Social Media is a ubiquitous vehicle for billions of people to share experiences, express opinions, and suggest things they love or hate. Facebook, Twitter, Yelp have all become household names thanks to the social media boom. These and other social networking sites are accessed via desktops, laptops, tablets, smartphones, etc. The easy access has fueled social media usage.

According to the 3rd Quarter, 2011 Nielsen Social Media Report “American Internet users now devote more time to Facebook than any other website, spending a total of 53.5 billion minutes a month on the world’s largest social networking site.”  And that is just Facebook.   Also according to Nielsen, nearly 40% of social media users access content through their mobile devices.

Google’s search engine turned information into a valuable commodity. The Internet allows consumers to quickly and easily educate themselves about any product or service.

For marketers this important behavior shift can be a boon or a nightmare, depending on how well and how fast they embrace this technology.

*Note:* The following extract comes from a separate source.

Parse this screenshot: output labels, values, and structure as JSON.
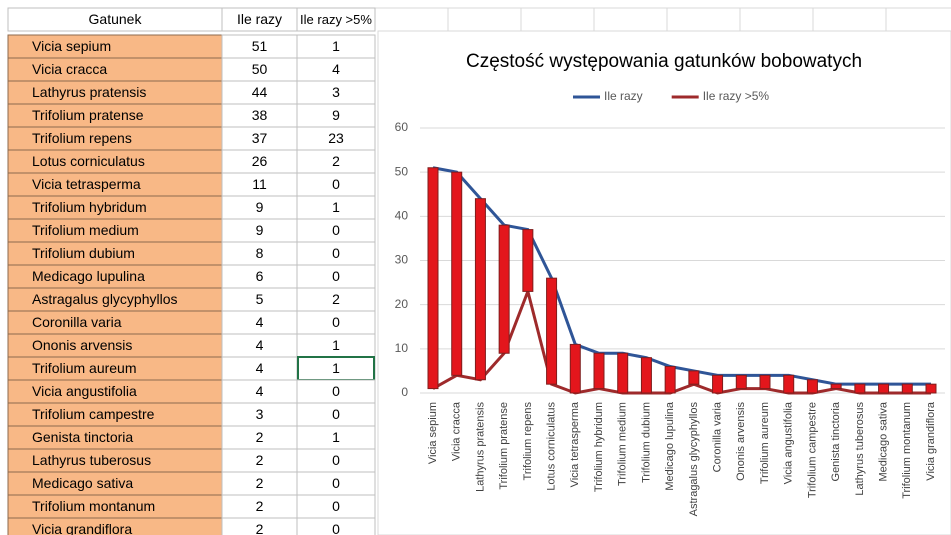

The first thing marketer’s should be aware of is that this behavior shift has made traditional marketing obsolete because messaging is no longer a one-way street. It has become a conversation that puts the consumer in the driver’s seat.  Marketers are starting to realize the potential of such an interactive marketplace, but have not been able to fully process its implications, strategies, and potential.

One of the most important questions for a marketer to ask is,  “What can I do to convey the right message to the right consumer?”  This is a deceptively simple question.  Part of the challenge is for marketers to become good listeners and understand how to cull information and get feedback that will help hone the marketing message and give you a clear picture of the buyer segments. A second challenge is to listen, learn and respond to your buyers on their terms. The upside of all this information and conversation is that you can analyze the large amounts of data you collect to create very specific target markets/audiences.

This is also where marketers get into trouble.  While very detailed data and information are now available, buyers are still not being engaged in an effective, interactive way.  Consumers are bombarded with messages, more than any previous generation. So it’s important to connect with potential customers in a way that nurtures, excites, and delights them. Being too aggressive or sending out the wrong message can instantaneously blacken your brand or product.

Surprisingly, social media marketing accounts for around only 10% of all marketing spending. Clearly businesses do not yet fully understand how to use social media to their advantage.  However, it is in their best interest to quickly figure out how to use this powerful marketing tool.  The consequences of ignoring this behavior shift or not using it properly will be devastating to the bottom line.

Many Fortune 500 companies, such as IBM, have already become early adopters because they understand the power of interactive strategies.  IBM has over 30,000 employees authorized to tweet, over 200,000 employees on Facebook and more than 35,000 bloggers. The good news is that social media access is usually free which levels the playing field. Major corporations and small businesses alike can leverage the power of social media.  The big guy is not so big anymore and the little guy not so little.

Also keep in mind that more than marketing is affected by this new environment. Social media and the shift in buyer behavior towards information are forcing businesses to change their overall behavior because no part of a business is immune.  Sales, customer service, product development, etc. are all deeply affected.

Going forward, a successful business will have to understand the social preferences and behaviors of their customers, striving to become a part of that person’s life through an ongoing conversation and exchange of information.  However, marketing alone will not successfully engage your audience. You need a well thought out strategy that aligns the entire organization so that everyone is working together towards a common goal.